A eso se suma una revisión de tarifas cada cinco años. Si el tráfico sube, el peaje debería bajar. Si ocurre una variación abrupta en sentido contrario, podría aumentar. El supuesto oficial, de todos modos, es que el tránsito crecerá.

La herencia, la deuda y el mensaje contra una eventual reversión

El centro político de la entrevista estuvo en la comparación entre la privatización de 1995, la reestatización bajo Alberto Fernández y el nuevo intento de concesión. Arreseygor sostuvo que durante la revisión de números no detectaron irregularidades denunciables, aunque sí “negligencia” por no trasladar a tarifa costos extraordinarios generados por situaciones climáticas, lo que habría contribuido a la deuda actual.

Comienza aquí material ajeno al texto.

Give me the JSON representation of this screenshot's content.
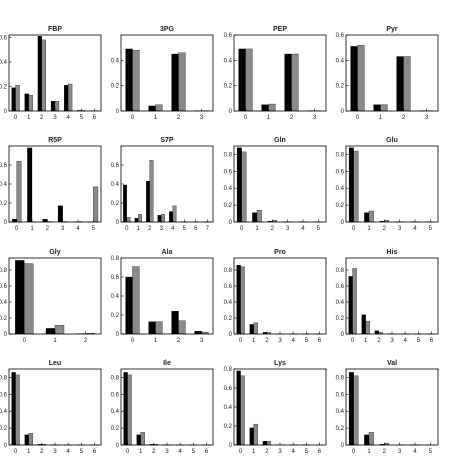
{
  "colors": {
    "series_a": "#000000",
    "series_b": "#8a8a8a"
  },
  "chart_data": [
    {
      "type": "bar",
      "title": "FBP",
      "categories": [
        "0",
        "1",
        "2",
        "3",
        "4",
        "5",
        "6"
      ],
      "yticks": [
        0,
        0.2,
        0.4,
        0.6
      ],
      "ylim": [
        0,
        0.62
      ],
      "series": [
        {
          "values": [
            0.19,
            0.14,
            0.61,
            0.08,
            0.21,
            0.005,
            0.003
          ]
        },
        {
          "values": [
            0.21,
            0.13,
            0.58,
            0.08,
            0.22,
            0.005,
            0.003
          ]
        }
      ]
    },
    {
      "type": "bar",
      "title": "3PG",
      "categories": [
        "0",
        "1",
        "2",
        "3"
      ],
      "yticks": [
        0,
        0.2,
        0.4
      ],
      "ylim": [
        0,
        0.6
      ],
      "series": [
        {
          "values": [
            0.49,
            0.04,
            0.45,
            0.003
          ]
        },
        {
          "values": [
            0.48,
            0.05,
            0.46,
            0.003
          ]
        }
      ]
    },
    {
      "type": "bar",
      "title": "PEP",
      "categories": [
        "0",
        "1",
        "2",
        "3"
      ],
      "yticks": [
        0,
        0.2,
        0.4,
        0.6
      ],
      "ylim": [
        0,
        0.6
      ],
      "series": [
        {
          "values": [
            0.49,
            0.05,
            0.45,
            0.003
          ]
        },
        {
          "values": [
            0.49,
            0.055,
            0.45,
            0.003
          ]
        }
      ]
    },
    {
      "type": "bar",
      "title": "Pyr",
      "categories": [
        "0",
        "1",
        "2",
        "3"
      ],
      "yticks": [
        0,
        0.2,
        0.4,
        0.6
      ],
      "ylim": [
        0,
        0.6
      ],
      "series": [
        {
          "values": [
            0.51,
            0.05,
            0.43,
            0.003
          ]
        },
        {
          "values": [
            0.52,
            0.05,
            0.43,
            0.003
          ]
        }
      ]
    },
    {
      "type": "bar",
      "title": "R5P",
      "categories": [
        "0",
        "1",
        "2",
        "3",
        "4",
        "5"
      ],
      "yticks": [
        0,
        0.2,
        0.4,
        0.6
      ],
      "ylim": [
        0,
        0.8
      ],
      "series": [
        {
          "values": [
            0.03,
            0.78,
            0.03,
            0.17,
            0.002,
            0.002
          ]
        },
        {
          "values": [
            0.64,
            0.002,
            0.005,
            0.005,
            0.005,
            0.37
          ]
        }
      ]
    },
    {
      "type": "bar",
      "title": "S7P",
      "categories": [
        "0",
        "1",
        "2",
        "3",
        "4",
        "5",
        "6",
        "7"
      ],
      "yticks": [
        0,
        0.2,
        0.4,
        0.6
      ],
      "ylim": [
        0,
        0.8
      ],
      "series": [
        {
          "values": [
            0.39,
            0.04,
            0.43,
            0.07,
            0.11,
            0.003,
            0.003,
            0.003
          ]
        },
        {
          "values": [
            0.05,
            0.08,
            0.65,
            0.08,
            0.17,
            0.003,
            0.003,
            0.003
          ]
        }
      ]
    },
    {
      "type": "bar",
      "title": "Gln",
      "categories": [
        "0",
        "1",
        "2",
        "3",
        "4",
        "5"
      ],
      "yticks": [
        0,
        0.2,
        0.4,
        0.6,
        0.8
      ],
      "ylim": [
        0,
        0.9
      ],
      "series": [
        {
          "values": [
            0.88,
            0.11,
            0.01,
            0.002,
            0.002,
            0.002
          ]
        },
        {
          "values": [
            0.83,
            0.14,
            0.02,
            0.002,
            0.002,
            0.002
          ]
        }
      ]
    },
    {
      "type": "bar",
      "title": "Glu",
      "categories": [
        "0",
        "1",
        "2",
        "3",
        "4",
        "5"
      ],
      "yticks": [
        0,
        0.2,
        0.4,
        0.6,
        0.8
      ],
      "ylim": [
        0,
        0.9
      ],
      "series": [
        {
          "values": [
            0.88,
            0.11,
            0.01,
            0.002,
            0.002,
            0.002
          ]
        },
        {
          "values": [
            0.84,
            0.13,
            0.02,
            0.002,
            0.002,
            0.002
          ]
        }
      ]
    },
    {
      "type": "bar",
      "title": "Gly",
      "categories": [
        "0",
        "1",
        "2"
      ],
      "yticks": [
        0,
        0.2,
        0.4,
        0.6,
        0.8
      ],
      "ylim": [
        0,
        0.95
      ],
      "series": [
        {
          "values": [
            0.92,
            0.07,
            0.005
          ]
        },
        {
          "values": [
            0.88,
            0.11,
            0.008
          ]
        }
      ]
    },
    {
      "type": "bar",
      "title": "Ala",
      "categories": [
        "0",
        "1",
        "2",
        "3"
      ],
      "yticks": [
        0,
        0.2,
        0.4,
        0.6,
        0.8
      ],
      "ylim": [
        0,
        0.8
      ],
      "series": [
        {
          "values": [
            0.6,
            0.13,
            0.24,
            0.03
          ]
        },
        {
          "values": [
            0.71,
            0.13,
            0.14,
            0.02
          ]
        }
      ]
    },
    {
      "type": "bar",
      "title": "Pro",
      "categories": [
        "0",
        "1",
        "2",
        "3",
        "4",
        "5",
        "6"
      ],
      "yticks": [
        0,
        0.2,
        0.4,
        0.6,
        0.8
      ],
      "ylim": [
        0,
        0.95
      ],
      "series": [
        {
          "values": [
            0.86,
            0.12,
            0.02,
            0.002,
            0.002,
            0.002,
            0.002
          ]
        },
        {
          "values": [
            0.84,
            0.14,
            0.02,
            0.002,
            0.002,
            0.002,
            0.002
          ]
        }
      ]
    },
    {
      "type": "bar",
      "title": "His",
      "categories": [
        "0",
        "1",
        "2",
        "3",
        "4",
        "5",
        "6"
      ],
      "yticks": [
        0,
        0.2,
        0.4,
        0.6,
        0.8
      ],
      "ylim": [
        0,
        0.95
      ],
      "series": [
        {
          "values": [
            0.72,
            0.24,
            0.04,
            0.005,
            0.002,
            0.002,
            0.002
          ]
        },
        {
          "values": [
            0.82,
            0.16,
            0.02,
            0.003,
            0.002,
            0.002,
            0.002
          ]
        }
      ]
    },
    {
      "type": "bar",
      "title": "Leu",
      "categories": [
        "0",
        "1",
        "2",
        "3",
        "4",
        "5",
        "6"
      ],
      "yticks": [
        0,
        0.2,
        0.4,
        0.6,
        0.8
      ],
      "ylim": [
        0,
        0.9
      ],
      "series": [
        {
          "values": [
            0.86,
            0.12,
            0.01,
            0.002,
            0.002,
            0.002,
            0.002
          ]
        },
        {
          "values": [
            0.83,
            0.14,
            0.01,
            0.002,
            0.002,
            0.002,
            0.002
          ]
        }
      ]
    },
    {
      "type": "bar",
      "title": "Ile",
      "categories": [
        "0",
        "1",
        "2",
        "3",
        "4",
        "5",
        "6"
      ],
      "yticks": [
        0,
        0.2,
        0.4,
        0.6,
        0.8
      ],
      "ylim": [
        0,
        0.9
      ],
      "series": [
        {
          "values": [
            0.86,
            0.12,
            0.01,
            0.002,
            0.002,
            0.002,
            0.002
          ]
        },
        {
          "values": [
            0.83,
            0.15,
            0.01,
            0.002,
            0.002,
            0.002,
            0.002
          ]
        }
      ]
    },
    {
      "type": "bar",
      "title": "Lys",
      "categories": [
        "0",
        "1",
        "2",
        "3",
        "4",
        "5",
        "6"
      ],
      "yticks": [
        0,
        0.2,
        0.4,
        0.6,
        0.8
      ],
      "ylim": [
        0,
        0.8
      ],
      "series": [
        {
          "values": [
            0.78,
            0.18,
            0.04,
            0.002,
            0.002,
            0.002,
            0.002
          ]
        },
        {
          "values": [
            0.73,
            0.22,
            0.04,
            0.002,
            0.002,
            0.002,
            0.002
          ]
        }
      ]
    },
    {
      "type": "bar",
      "title": "Val",
      "categories": [
        "0",
        "1",
        "2",
        "3",
        "4",
        "5"
      ],
      "yticks": [
        0,
        0.2,
        0.4,
        0.6,
        0.8
      ],
      "ylim": [
        0,
        0.9
      ],
      "series": [
        {
          "values": [
            0.86,
            0.12,
            0.01,
            0.002,
            0.002,
            0.002
          ]
        },
        {
          "values": [
            0.82,
            0.15,
            0.02,
            0.002,
            0.002,
            0.002
          ]
        }
      ]
    }
  ]
}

La lectura de poder que propone el funcionario es nítida: la licitación no solo busca mejorar el funcionamiento del sistema, sino evitar una nueva reversión estatal. Cuando afirma que un eventual regreso del peronismo dificultaría que la Hidrovía siga en manos privadas, lo que hace es convertir un expediente técnico en una pieza de estrategia institucional. El Gobierno necesita adjudicar rápido para consolidar un hecho consumado.

Ese mensaje también dialoga con los exportadores, con los potenciales concesionarios y con los actores del sistema político. Les dice que la administración actual está dispuesta a cerrar el contrato, aun en un clima de sospecha, porque considera que dejarlo abierto sería exponerlo a una futura reconfiguración del modelo.

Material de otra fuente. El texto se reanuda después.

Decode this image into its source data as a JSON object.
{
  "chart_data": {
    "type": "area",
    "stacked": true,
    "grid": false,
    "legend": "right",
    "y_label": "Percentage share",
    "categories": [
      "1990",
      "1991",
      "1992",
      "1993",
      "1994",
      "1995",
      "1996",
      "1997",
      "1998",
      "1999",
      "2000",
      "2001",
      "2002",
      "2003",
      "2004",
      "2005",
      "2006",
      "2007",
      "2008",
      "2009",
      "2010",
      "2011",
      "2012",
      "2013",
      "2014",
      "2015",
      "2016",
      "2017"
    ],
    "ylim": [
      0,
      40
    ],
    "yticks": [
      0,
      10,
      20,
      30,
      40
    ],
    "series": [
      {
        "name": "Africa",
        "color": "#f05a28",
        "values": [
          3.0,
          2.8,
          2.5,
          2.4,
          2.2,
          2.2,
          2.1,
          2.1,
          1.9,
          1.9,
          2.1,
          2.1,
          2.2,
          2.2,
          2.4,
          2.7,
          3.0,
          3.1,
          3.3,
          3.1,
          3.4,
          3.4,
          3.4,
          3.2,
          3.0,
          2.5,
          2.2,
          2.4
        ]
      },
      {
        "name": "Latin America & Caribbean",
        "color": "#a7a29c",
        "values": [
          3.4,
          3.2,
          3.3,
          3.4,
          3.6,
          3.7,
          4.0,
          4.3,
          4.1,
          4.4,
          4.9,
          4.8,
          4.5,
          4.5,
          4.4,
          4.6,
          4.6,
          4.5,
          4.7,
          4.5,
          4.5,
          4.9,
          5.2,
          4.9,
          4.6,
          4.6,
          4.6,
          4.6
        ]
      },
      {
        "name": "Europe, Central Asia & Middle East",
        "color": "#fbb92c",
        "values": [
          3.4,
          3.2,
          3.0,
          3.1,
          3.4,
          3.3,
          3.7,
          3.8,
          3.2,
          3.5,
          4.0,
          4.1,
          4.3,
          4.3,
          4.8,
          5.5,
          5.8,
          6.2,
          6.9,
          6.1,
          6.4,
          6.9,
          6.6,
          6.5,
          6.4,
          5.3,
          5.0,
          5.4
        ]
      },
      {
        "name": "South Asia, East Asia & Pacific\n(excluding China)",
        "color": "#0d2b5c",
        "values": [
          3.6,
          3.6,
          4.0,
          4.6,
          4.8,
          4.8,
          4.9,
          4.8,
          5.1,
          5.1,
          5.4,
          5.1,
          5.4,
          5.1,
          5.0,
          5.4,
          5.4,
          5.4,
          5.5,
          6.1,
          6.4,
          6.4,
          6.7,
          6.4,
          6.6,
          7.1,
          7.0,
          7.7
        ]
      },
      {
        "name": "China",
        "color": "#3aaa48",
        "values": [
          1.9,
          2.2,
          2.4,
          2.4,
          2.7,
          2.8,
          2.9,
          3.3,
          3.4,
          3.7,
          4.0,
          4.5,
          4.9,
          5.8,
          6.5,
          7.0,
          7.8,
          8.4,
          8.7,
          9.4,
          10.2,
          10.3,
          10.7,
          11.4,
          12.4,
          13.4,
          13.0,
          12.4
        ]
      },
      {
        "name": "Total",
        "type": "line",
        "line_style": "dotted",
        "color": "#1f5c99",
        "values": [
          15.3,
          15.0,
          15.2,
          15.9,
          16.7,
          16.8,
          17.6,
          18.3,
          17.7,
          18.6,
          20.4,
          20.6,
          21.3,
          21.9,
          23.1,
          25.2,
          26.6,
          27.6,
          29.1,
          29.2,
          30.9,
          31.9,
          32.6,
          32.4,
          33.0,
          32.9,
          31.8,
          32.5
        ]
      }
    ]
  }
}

Una licitación bajo auditoría pública y privada

La Hidrovía arrastra, además, el peso de la desconfianza estructural argentina frente a los contratos públicos de gran escala. Arreseygor no la esquivó. Dijo que entiende esas dudas y que quiere ser auditado. Esa necesidad de exhibir controles funciona como reconocimiento implícito del problema: en negocios de esta magnitud, la legitimidad del proceso vale casi tanto como la adjudicación misma.

En paralelo, el funcionario dejó otra señal de realismo. Admitió que le hubiera gustado una mayor participación, en especial de empresas holandesas, pero señaló que decidieron no desinvertir en otros mercados para competir. Es decir, el universo de jugadores sigue siendo acotado y eso condiciona cualquier diseño licitatorio.

El río entra en tiempo político

La definición del nuevo operador debería llegar entre mayo y junio, pero lo que está en juego no termina ahí. En las próximas semanas habrá que mirar cuántos competidores superan la evaluación técnica, cómo se resuelven las objeciones al pliego y hasta dónde el Gobierno logra sostener la idea de una licitación competitiva en un negocio dominado por pocos actores globales.

También quedará por ver si el oficialismo consigue instalar que esta concesión es un paso de modernización logística o si la discusión deriva otra vez en una pelea sobre control estatal, tarifas y soberanía sobre una vía estratégica. La Hidrovía, al final, no es solo un canal por donde salen barcos. Es una caja de resonancia del modelo económico que cada gobierno quiere dejar atado antes de que cambie el viento político.